As I see it, you're asking two questions:
Do fictional stories need to have relatable characters in order to be good?
And the answer would be a resounding
But regarding the actual title, Do readers need to identify with fictional characters?
Being able to relate to a character has little to do physical characteristics. Sure, a person who's struggling with disability will be able to relate more with a character who's doing the same (if the character is portrayed well, that is), but that's just a surface level.
Characters are relatable when they show humanity (often even when they're not technically human in their respective universes). With humanity here I mean the "ability to feel human emotion, or perceive the world as an human would do". Despite the fact that humans come in various shapes, gender, sizes, etnicity and culture, the basics of the human experience is worldwide. A person crying in pain will be relatable to each other people who suffered pain before, regardless of the source.
What happens with movies and other visual media is:
- The matter of representation,
- Shortcuts, aka "cues" (there's a more specific term here, but I can't seem to remember it now).
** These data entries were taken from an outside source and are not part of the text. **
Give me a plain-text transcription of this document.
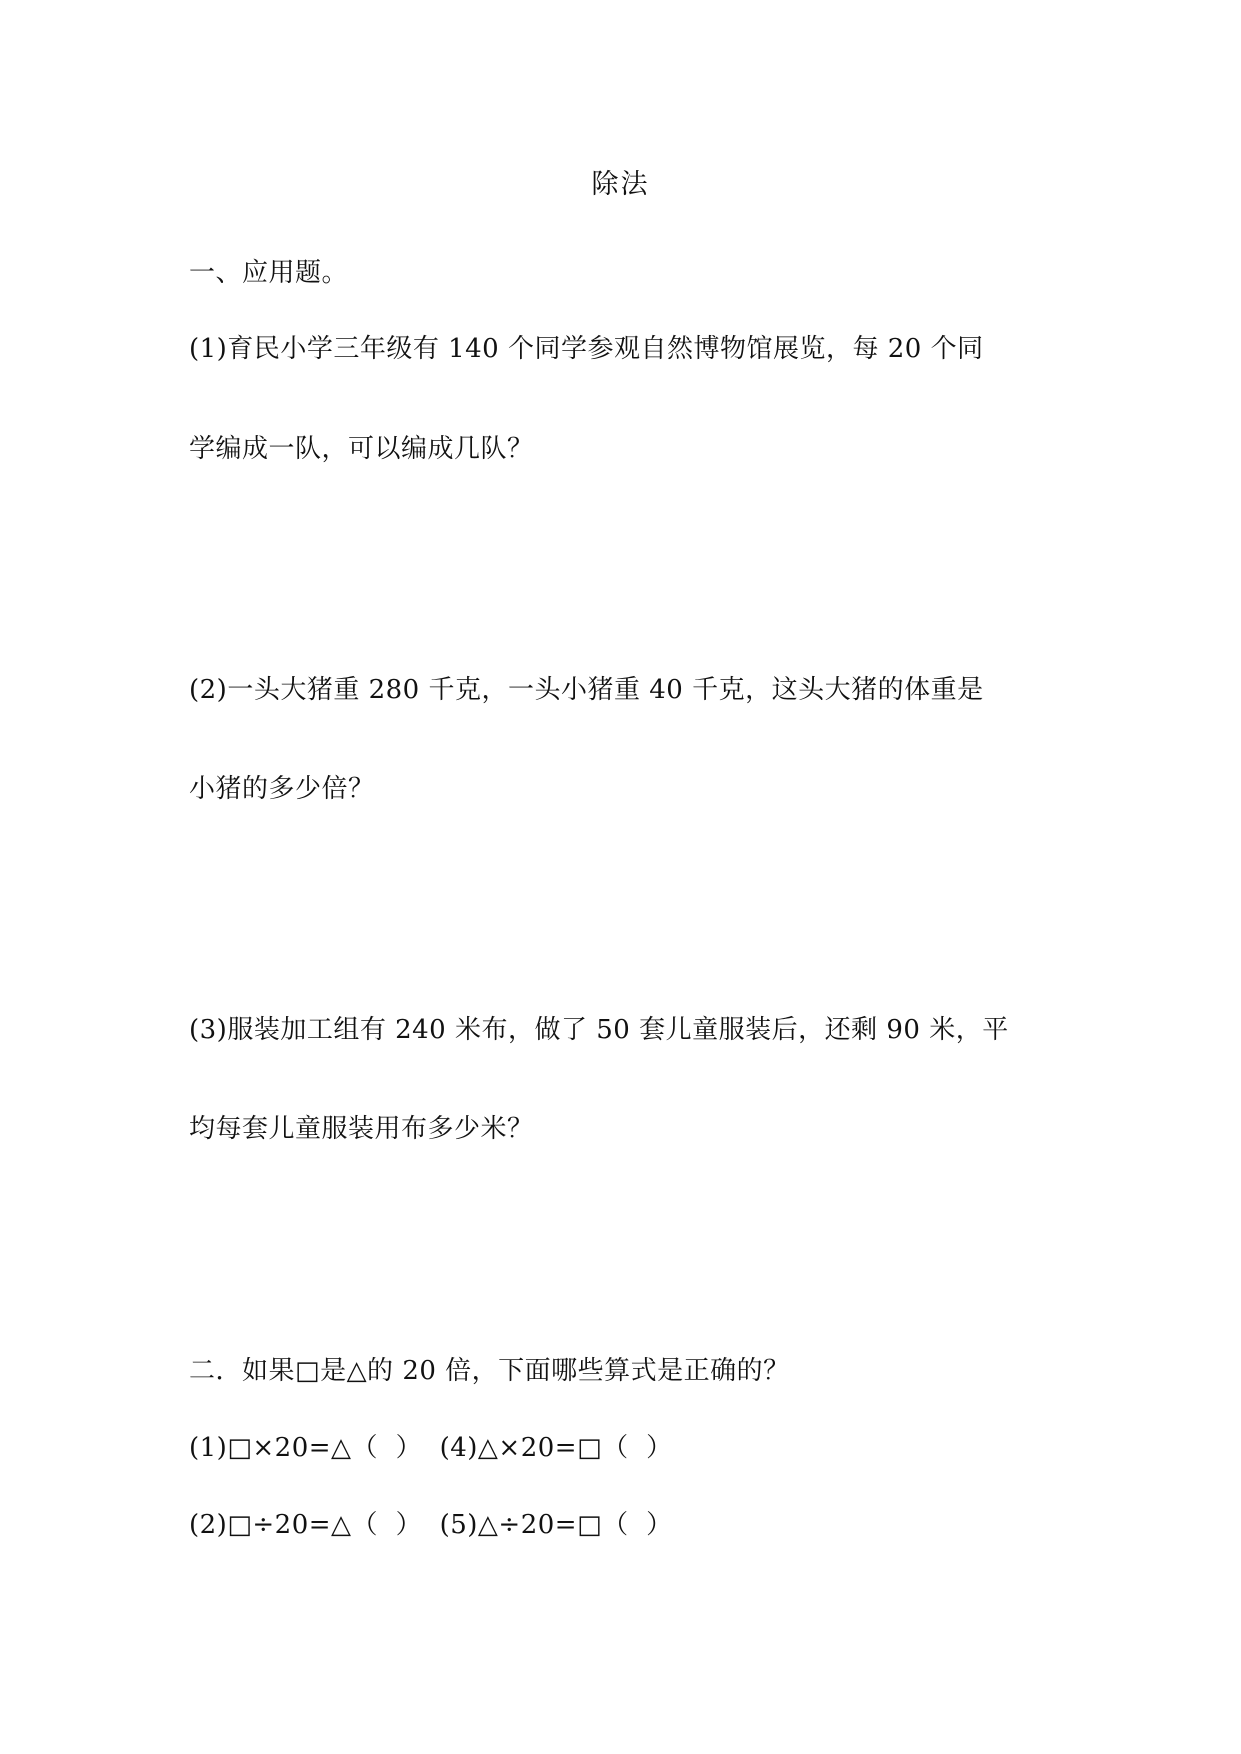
除法
一、应用题。
(1)育民小学三年级有 140 个同学参观自然博物馆展览，每 20 个同
学编成一队，可以编成几队？
(2)一头大猪重 280 千克，一头小猪重 40 千克，这头大猪的体重是
小猪的多少倍？
(3)服装加工组有 240 米布，做了 50 套儿童服装后，还剩 90 米，平
均每套儿童服装用布多少米？
二．如果□是△的 20 倍，下面哪些算式是正确的？
(1)□×20=△（  ）  (4)△×20=□（  ）
(2)□÷20=△（  ）  (5)△÷20=□（  ）
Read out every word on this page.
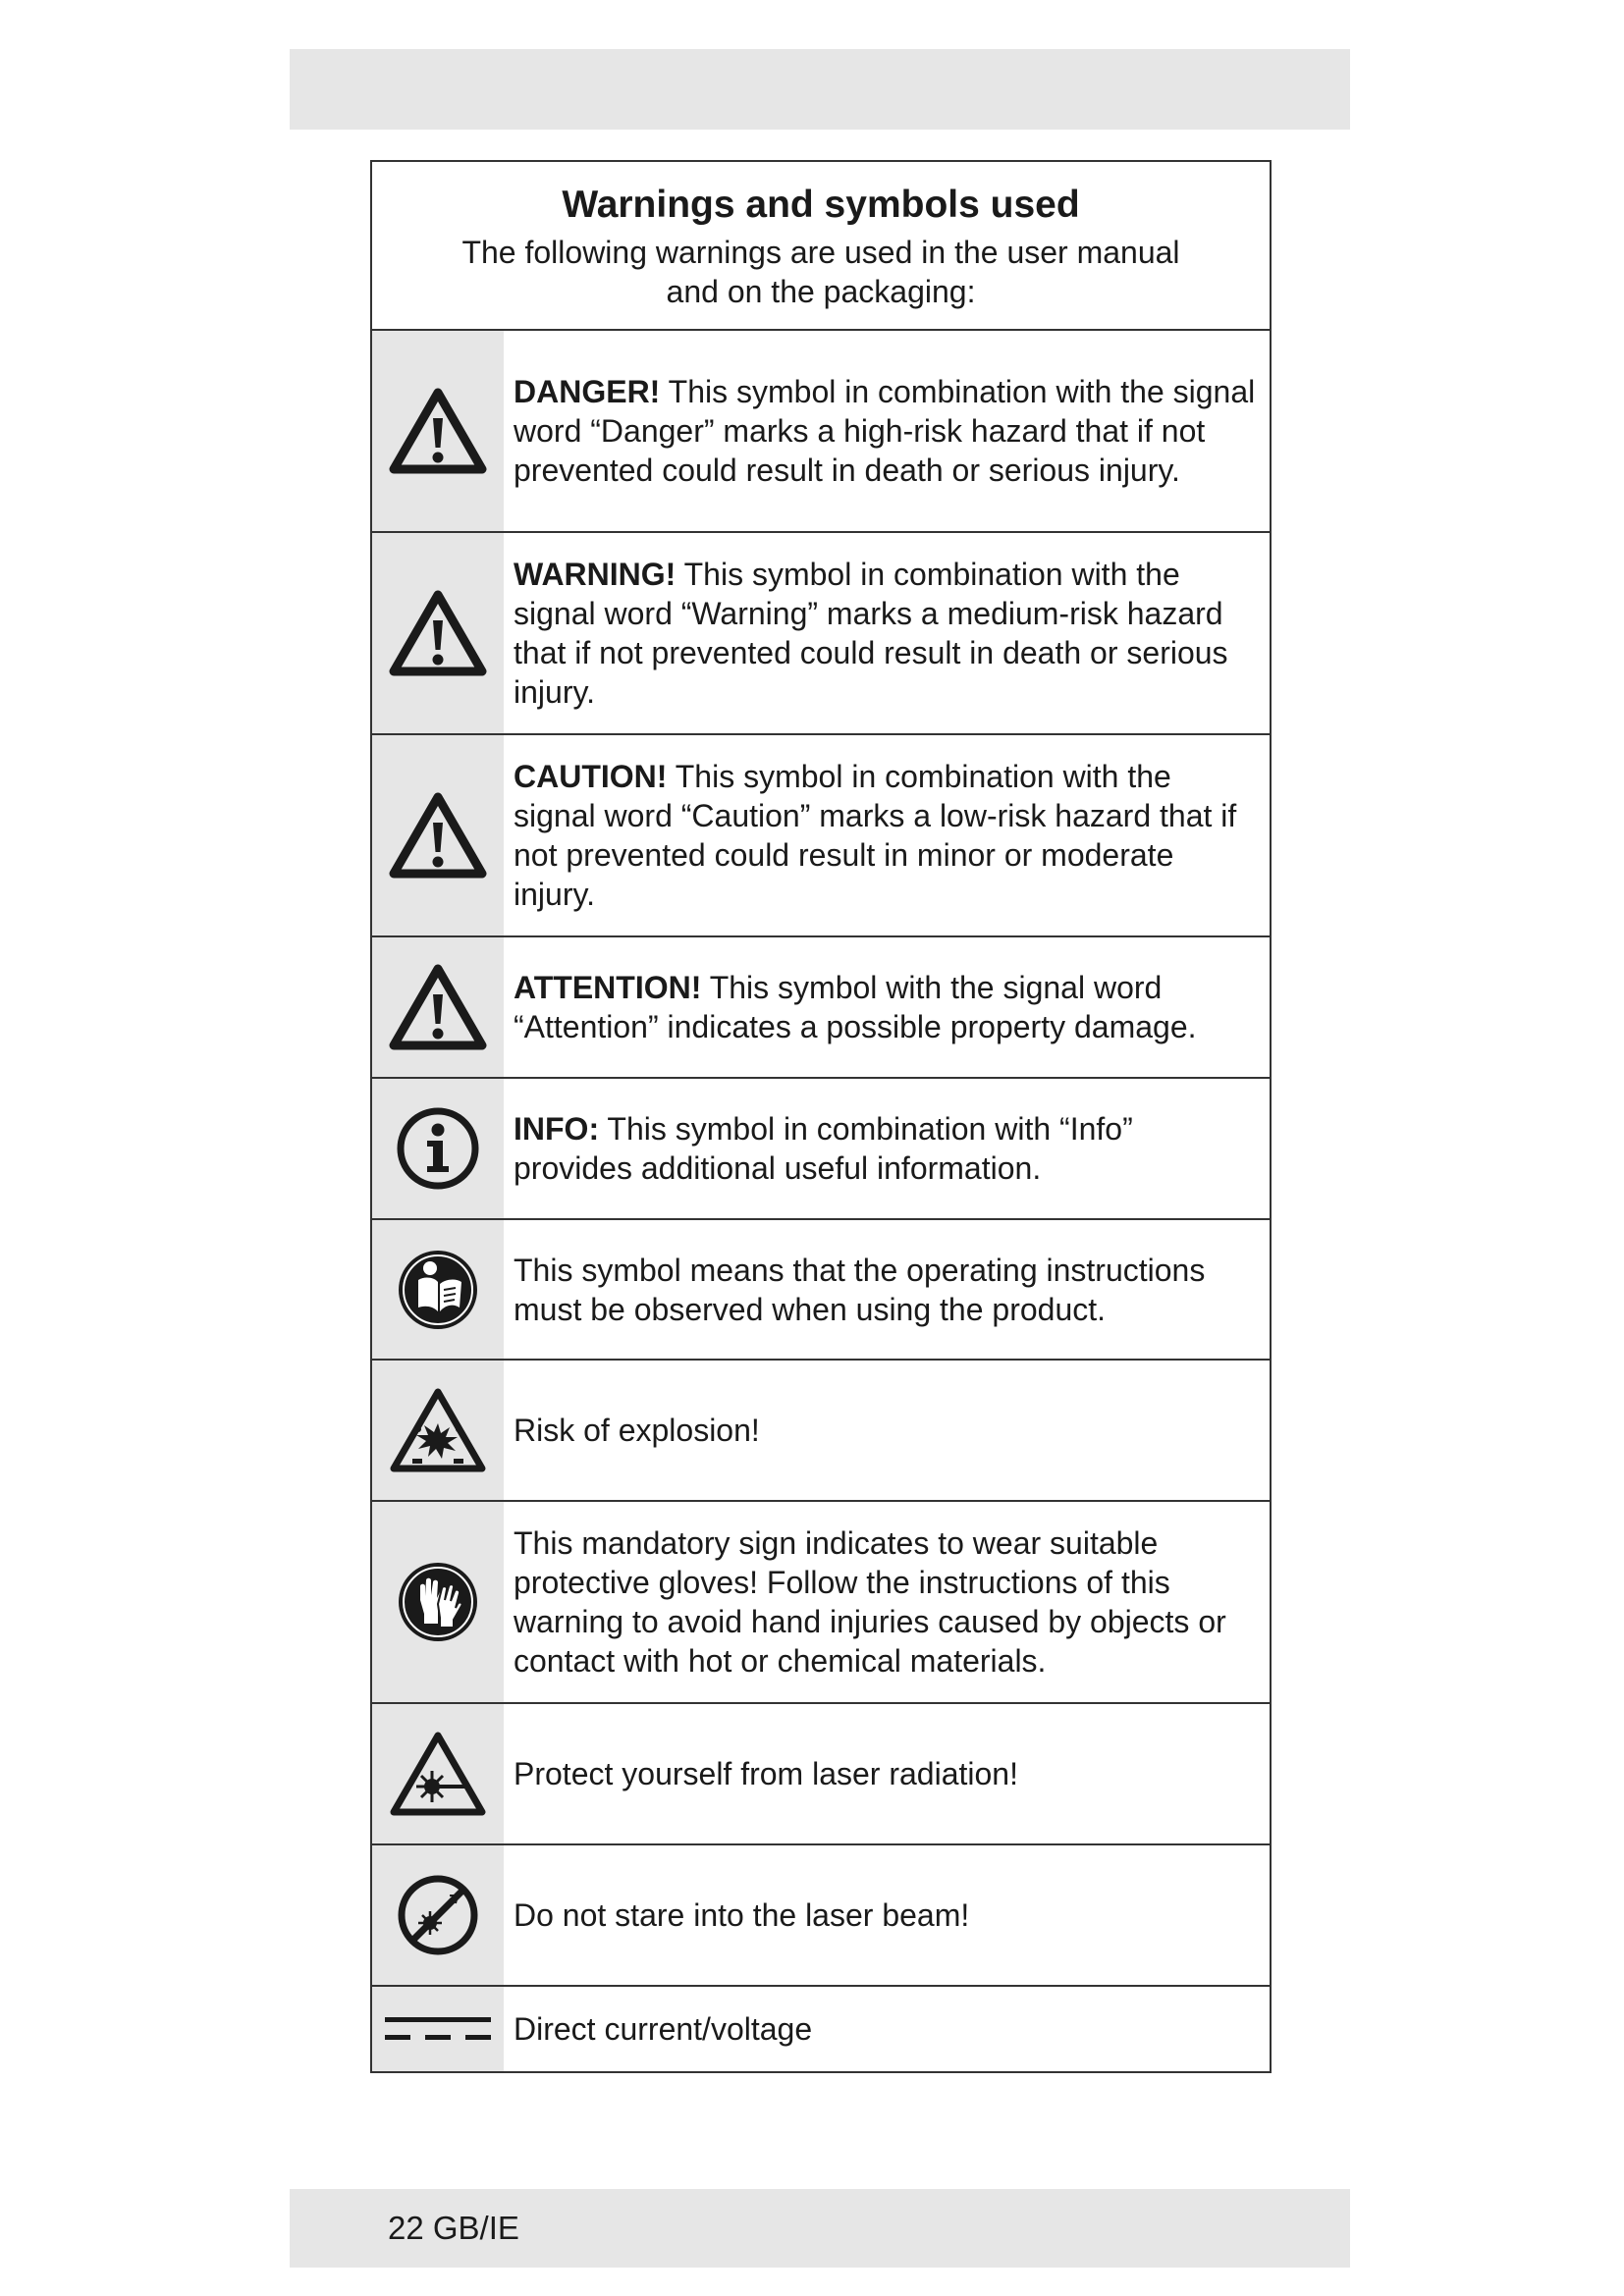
Warnings and symbols used

The following warnings are used in the user manual and on the packaging:

DANGER! This symbol in combination with the signal word “Danger” marks a high-risk hazard that if not prevented could result in death or serious injury.

WARNING! This symbol in combination with the signal word “Warning” marks a medium-risk hazard that if not prevented could result in death or serious injury.

CAUTION! This symbol in combination with the signal word “Caution” marks a low-risk hazard that if not prevented could result in minor or moderate injury.

ATTENTION! This symbol with the signal word “Attention” indicates a possible property damage.

INFO: This symbol in combination with “Info” provides additional useful information.

This symbol means that the operating instructions must be observed when using the product.

Risk of explosion!

This mandatory sign indicates to wear suitable protective gloves! Follow the instructions of this warning to avoid hand injuries caused by objects or contact with hot or chemical materials.

Protect yourself from laser radiation!

Do not stare into the laser beam!

Direct current/voltage

22 GB/IE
I won't delve into the matter of representation of minorities or different ethnicities since it is indeed a complex issue, and a bit oustide the scope of this answer. I will deal with the shortcuts - also known as "when the representation is done cheap".
In other words, it's when the authors want some share of the audience to relate with a character, but they don't have the time or the will to deal extensively with that character backstory, motivation or psychology. So, in order to make it more interesting to at least a share of the general public, they throw in a "key characteristic" as a token gesture.
In a more general sense, a cue is when you throw hints at the audience expecting them to fill the gaps. Cues can be useful in some situation, but they shouldn't be shortcuts to make your character more relatable.
As you mentioned:
Many movies are starting to introduce black and female characters and even chubby characters, even in situations were it doesn't make sense, because of the argument that the viewer needs to relate to the fictional/historical characters.
I'm recalling Troy: fall of a city link, were suddendly the (supposedly greek) Achilles is portrayed by a black actor (being black of course doesn't influence the skill of the actor, but it doesn't sit well with the historical setting).
The point is that this kind of shortcuts can work - I'd be lying if I told you they don't - but while it's true that you could make your work more "appealing" this way, seeming more inclusive and having a more diverse cast, you also risk alienating some of your audience.
Some of your audience, probably of the same category you're trying to appeal to, will recognize that you're using cheap cues and will feel annoyed. In the end, throwing in, for example, a disabled character without dealing with the complex issues of disability is downright disrespectful.
In the same way, any "characteristic" of the characters you're dealing with should be addressed if it's of some relevance.
Be true to your setting and to the story you want to tell. Relatable character are good characters, and vice-versa; throwing cues won't help making them better.